La sua iniziativa era anteriore al suo tempo, sfidando le norme prevalenti su come si discute la morte nei discorsi pubblici.
Da allora, ci sono stati progressi graduali nell'apertura di spazi per il dialogo sulla morte, comprese esperienze condivise, analisi e creazione di materiali educativi. Tuttavia, lo stigma persiste e molti evitano ancora conversazioni dirette sulla mortalità.
Copre una vasta gamma di argomenti, dalla soppressione storica dei contenuti relativi alla morte agli approcci contemporanei che incoraggiano conversazioni aperte e oneste sulla mortalità.
La struttura del libro guida i lettori attraverso un viaggio che inizia con la negazione della morte e si sposta verso l'esplorazione dei fattori che storicamente hanno contribuito alla sua censura. Esamina anche l'importanza di affrontare la mortalità in contesti educativi, l'ansia associata alla morte e il ruolo del silenzio nel perpetuare l'incomprensione. Gelati sottolinea la necessità per gli educatori di creare spazi sicuri in cui gli studenti possano pensare criticamente alla propria mortalità e comprendere il loro posto nel mondo oltre i limiti delle loro vite.
Il lavoro di Gelati è profondamente radicato nella sua esperienza come pioniera nel campo degli studi sulla morte.

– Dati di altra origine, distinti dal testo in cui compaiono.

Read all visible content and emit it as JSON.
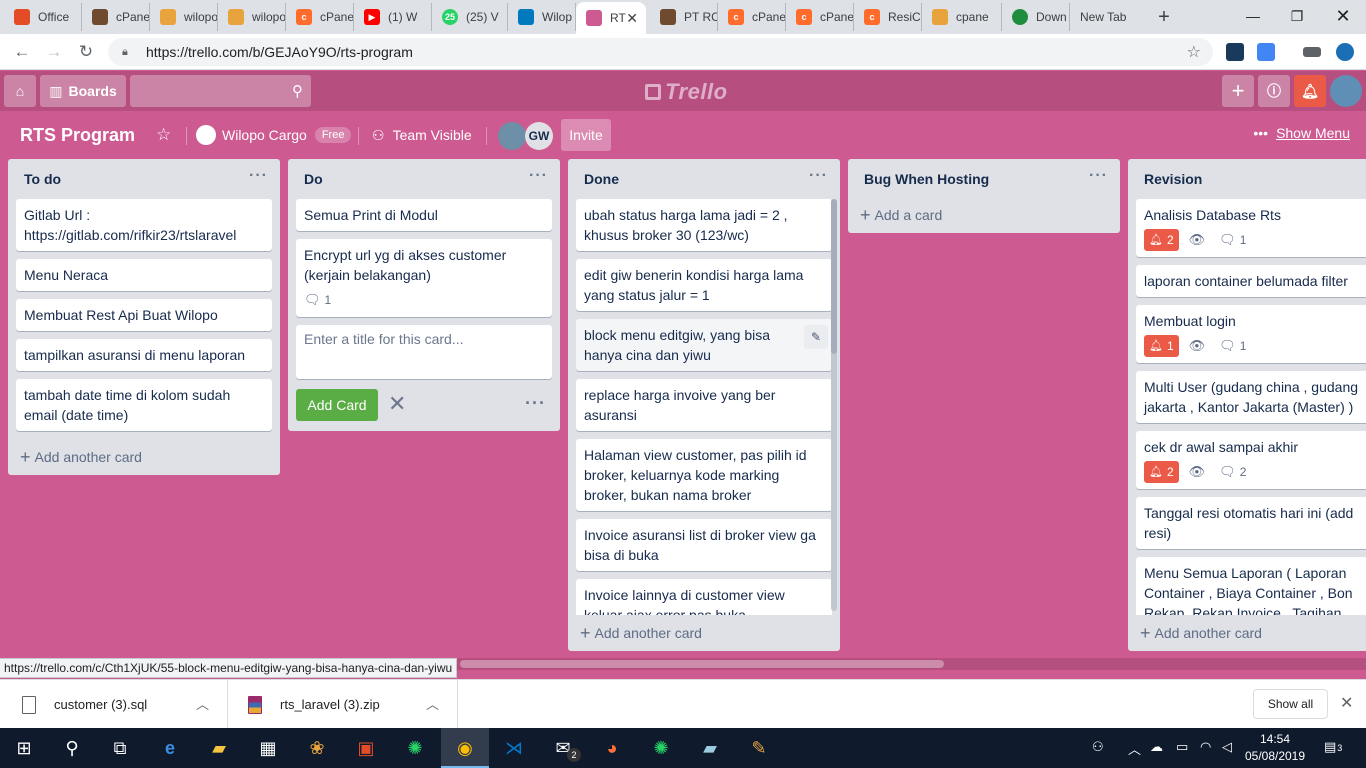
{
  "browser": {
    "tabs": [
      {
        "title": "Office",
        "color": "#e34c26"
      },
      {
        "title": "cPane",
        "color": "#6e4a2e"
      },
      {
        "title": "wilopo",
        "color": "#e8a33d"
      },
      {
        "title": "wilopo",
        "color": "#e8a33d"
      },
      {
        "title": "cPane",
        "color": "#ff6c2c"
      },
      {
        "title": "(1) W",
        "color": "#ff0000"
      },
      {
        "title": "(25) V",
        "color": "#25d366"
      },
      {
        "title": "Wilop",
        "color": "#0079bf"
      },
      {
        "title": "RT",
        "color": "#cd5a91"
      },
      {
        "title": "PT RC",
        "color": "#6e4a2e"
      },
      {
        "title": "cPane",
        "color": "#ff6c2c"
      },
      {
        "title": "cPane",
        "color": "#ff6c2c"
      },
      {
        "title": "ResiC",
        "color": "#ff6c2c"
      },
      {
        "title": "cpane",
        "color": "#e8a33d"
      },
      {
        "title": "Down",
        "color": "#1e8e3e"
      },
      {
        "title": "New Tab",
        "color": ""
      }
    ],
    "url": "https://trello.com/b/GEJAoY9O/rts-program",
    "status_url": "https://trello.com/c/Cth1XjUK/55-block-menu-editgiw-yang-bisa-hanya-cina-dan-yiwu"
  },
  "trello_header": {
    "boards_label": "Boards",
    "logo_text": "Trello"
  },
  "board": {
    "title": "RTS Program",
    "team": "Wilopo Cargo",
    "team_badge": "Free",
    "visibility": "Team Visible",
    "member_initials": "GW",
    "invite_label": "Invite",
    "show_menu_label": "Show Menu"
  },
  "lists": [
    {
      "title": "To do",
      "cards": [
        {
          "text": "Gitlab Url : https://gitlab.com/rifkir23/rtslaravel"
        },
        {
          "text": "Menu Neraca"
        },
        {
          "text": "Membuat Rest Api Buat Wilopo"
        },
        {
          "text": "tampilkan asuransi di menu laporan"
        },
        {
          "text": "tambah date time di kolom sudah email (date time)"
        }
      ],
      "add_label": "Add another card"
    },
    {
      "title": "Do",
      "cards": [
        {
          "text": "Semua Print di Modul"
        },
        {
          "text": "Encrypt url yg di akses customer (kerjain belakangan)",
          "comments": "1"
        }
      ],
      "composer_placeholder": "Enter a title for this card...",
      "composer_add": "Add Card"
    },
    {
      "title": "Done",
      "cards": [
        {
          "text": "ubah status harga lama jadi = 2 , khusus broker 30 (123/wc)"
        },
        {
          "text": "edit giw benerin kondisi harga lama yang status jalur = 1"
        },
        {
          "text": "block menu editgiw, yang bisa hanya cina dan yiwu"
        },
        {
          "text": "replace harga invoive yang ber asuransi"
        },
        {
          "text": "Halaman view customer, pas pilih id broker, keluarnya kode marking broker, bukan nama broker"
        },
        {
          "text": "Invoice asuransi list di broker view ga bisa di buka"
        },
        {
          "text": "Invoice lainnya di customer view keluar ajax error pas buka"
        }
      ],
      "add_label": "Add another card"
    },
    {
      "title": "Bug When Hosting",
      "cards": [],
      "add_label": "Add a card"
    },
    {
      "title": "Revision",
      "cards": [
        {
          "text": "Analisis Database Rts",
          "due": "2",
          "comments": "1"
        },
        {
          "text": "laporan container belumada filter"
        },
        {
          "text": "Membuat login",
          "due": "1",
          "comments": "1"
        },
        {
          "text": "Multi User (gudang china , gudang jakarta , Kantor Jakarta (Master) )"
        },
        {
          "text": "cek dr awal sampai akhir",
          "due": "2",
          "comments": "2"
        },
        {
          "text": "Tanggal resi otomatis hari ini (add resi)"
        },
        {
          "text": "Menu Semua Laporan ( Laporan Container , Biaya Container , Bon Rekap, Rekap Invoice , Tagihan"
        }
      ],
      "add_label": "Add another card"
    }
  ],
  "downloads": [
    {
      "name": "customer (3).sql"
    },
    {
      "name": "rts_laravel (3).zip"
    }
  ],
  "downloads_show_all": "Show all",
  "taskbar": {
    "time": "14:54",
    "date": "05/08/2019",
    "notifications": "3",
    "mail_count": "2"
  }
}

È stata determinante nell'organizzazione del primo festival dedicato ai temi della morte, noto come Il Rumore del Lutto, dal 2003. Nel 2025, ha partecipato a un seminario ad Altradimora intitolato Ragionare sulla morte per vivere la pienezza della vita, dove ha esplorato il significato dei luoghi associati alla morte, come i cimiteri.
Gelati sostiene che mentre la morte è intrinsecamente spaventosa - specialmente quando è sconosciuta e manca di risposte chiare - non dovrebbe essere ignorata. Invece, crede che l'educazione alla morte sia una componente vitale di una cultura auto-consapevole, offrendo agli individui l'opportunità di riflettere sulla loro esistenza e sulle relazioni oltre i vincoli della vita.
Mentre la conversazione intorno alla morte continua ad evolversi, il lavoro di Gelati rappresenta un significativo passo avanti nell'abbattere le barriere che hanno a lungo impedito la discussione aperta sulla mortalità negli ambienti educativi. La sua visione è di apertura, curiosità e rispetto per la complessità dell'esistenza umana. Mentre la piena accettazione della morte come argomento di studio legittimo può richiedere tempo, la pubblicazione di *Death Education* segnala una svolta promettente nel modo in cui la società si avvicina a questo aspetto universale e inevitabile della vita.